ブルートレイン2008: ★★★流れ星三つ(2)

1972年に発生した北陸トンネル火災事故を受けて分散電源方式の安全性が問題となり、14系の製作は中止された。その後の増備では車体構造を流用しながら難燃対策を強化し、20系の「集中電源方式」を採用して登場した(1973年)。これが現代ブルトレを代表する系列、24系である。
当初は14系同様の三段寝台で、これは一度しか製造されなかった。しかしオハネフ24形は廃車や改造による減少が少なく、現在の在籍車数12両とブルトレ全形式(番台別)で最多となった。青森車両センターに集結した車両は、車掌室の窓構造改良や雨樋を外付け化などの体質改善で延命を図っている。オハネフの端正な折妻面に無骨な樋が伸びてしまったのは残念。一部車両は出入口の引戸化と室内更新を受けて金帯となった。

画像

オハネフ24 22

  • 北陸本線 春江←丸岡 2008-5
  • D200, AF-S Nikkor ED 80-200mm F2.8D
  • ISO100, 1/320, f5.6

画像

オハネ24 51

  • 高崎線 神保原←新町 2008-6
  • D200, AF Nikkor 50mm F1.4D
  • ISO100, 1/125, f5.6

上述の通り、利用客の減少とサービス改善のため、24系は寝台を二段式とした25形へすぐに移行した(1974年)。
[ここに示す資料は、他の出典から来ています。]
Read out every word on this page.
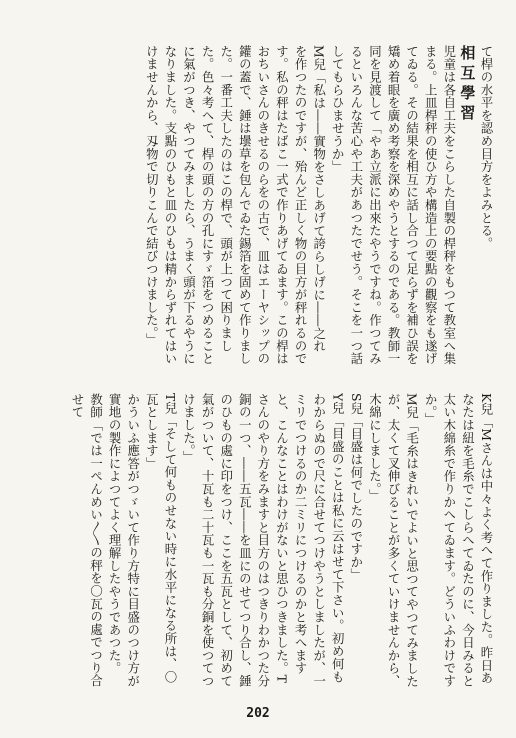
て桿の水平を認め目方をよみとる。

相互學習

児童は各自工夫をこらした自製の桿秤をもつて教室へ集まる。上皿桿秤の使ひ方や構造上の要點の觀察をも遂げてゐる。その結果を相互に話し合つて足らずを補ひ誤を矯め着眼を廣め考察を深めやうとするのである。教師一同を見渡して「やあ立派に出來たやうですね。作つてみるといろんな苦心や工夫があつたでせう。そこを一つ話してもらひませうか」

M兒「私は――實物をさしあげて誇らしげに――之れを作つたのですが、殆んど正しく物の目方が秤れるのです。私の秤はたばこ一式で作りあげてゐます。この桿はおちいさんのきせるのらをの古で、皿はエーヤシップの鑵の蓋で、錘は壜草を包んでゐた錫箔を固めて作りました。一番工夫したのはこの桿で、頭が上つて困りました。色々考へて、桿の頭の方の孔にすゞ箔をつめることに氣がつき、やつてみましたら、うまく頭が下るやうになりました。支點のひもと皿のひもは精からずれてはいけませんから、刄物で切りこんで結びつけました。」

K兒「Mさんは中々よく考へて作りました。昨日あなたは紐を毛糸でこしらへてゐたのに、今日みると太い木綿糸で作りかへてゐます。どういふわけですか。」

M兒「毛糸はきれいでよいと思つてやつてみましたが、太くて叉伸びることが多くていけませんから、木綿にしました。」

S兒「目盛は何でしたのですか」

Y兒「目盛のことは私に云はせて下さい。初め何もわからぬので尺に合せてつけやうとしましたが、一ミリでつけるのか二ミリにつけるのかと考へますと、こんなことはわけがないと思ひつきました。Tさんのやり方をみますと目方のはつきりわかつた分銅の一つ、――五瓦――を皿にのせてつり合し、錘のひもの處に印をつけ、ここを五瓦として、初めて氣がついて、十瓦も二十瓦も一瓦も分銅を使つてつけました。」

T兒「そして何ものせない時に水平になる所は、〇瓦とします」

かういふ應答がつゞいて作り方特に目盛のつけ方が實地の製作によつてよく理解したやうであつた。

教師「では一ぺんめい〳〵の秤を〇瓦の處でつり合せて

202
とくに九州特急向けに投入された100番台(1976年)は、やがて1980年代ブルトレ・ブームの主役に躍り出ることとなる。時期としては後半に当たるだろうか、私も買ってもらったカメラと「国電フリーきっぷ」を手に友人たちと東京~上野間を何度も往復し、そのテールマークを撮ったものだ。
0番台の上段寝台は14/24形と同様の電動昇降式だが、三段寝台と違って頭上空間が確保できるので、早くから降ろした状態のまま使用されている。100番台以降は完全に固定され、それがもとで寝台側の窓が低く偏平な形状になった。オハネフの切妻車端とあわせて、はっきりいって恰好は悪い。けれど銀色に光るステンレス帯を締めたこの車体が、ブルトレと聞いてまず思い浮かぶスタイルでもある。

画像

オハネ25 151

  • 北陸本線 春江←丸岡 2008-5
  • D200, AF-S Nikkor ED 80-200mm F2.8D
  • ISO100, 1/320, f5.6

三段(★)と二段(★★★)では寝台料金が異なるため、国鉄時代この両者は列車ごとに区別されて走っていた。25形の0・100番台もほとんど混じらなかったと思う。二段化完了後は定員のわずかな違いのほかに区別する必要がなくなったので、民営化後とくに24・25形は混用されはじめ、編成中に白帯・ステンレス帯・金帯・銀帯(腐食防止の名目でビス留めの帯を外してテープまたは塗装)が入り乱れた姿は日常茶飯事に。最近は老朽廃車補充の系列間改造とか、もうなんでもありの世界になってきた。
折戸の出入口に金帯3本のオハネ25 100番台は、寝台車グレードアップのさきがけ〔あさかぜ1・4号〕用だった。〔はくつる〕を経て現在は〔日本海〕〔あけぼの〕に組み込まれ、その栄光をいまに伝えている。今年度にずいぶん数を減らしたが、もともと150両ちかい陣容とあって、現在は11両が定期仕業についている。余談だが0番台は現在の在籍4両、稼動車2両。春までは〔北斗星3・4号〕に連なっていたのだが……。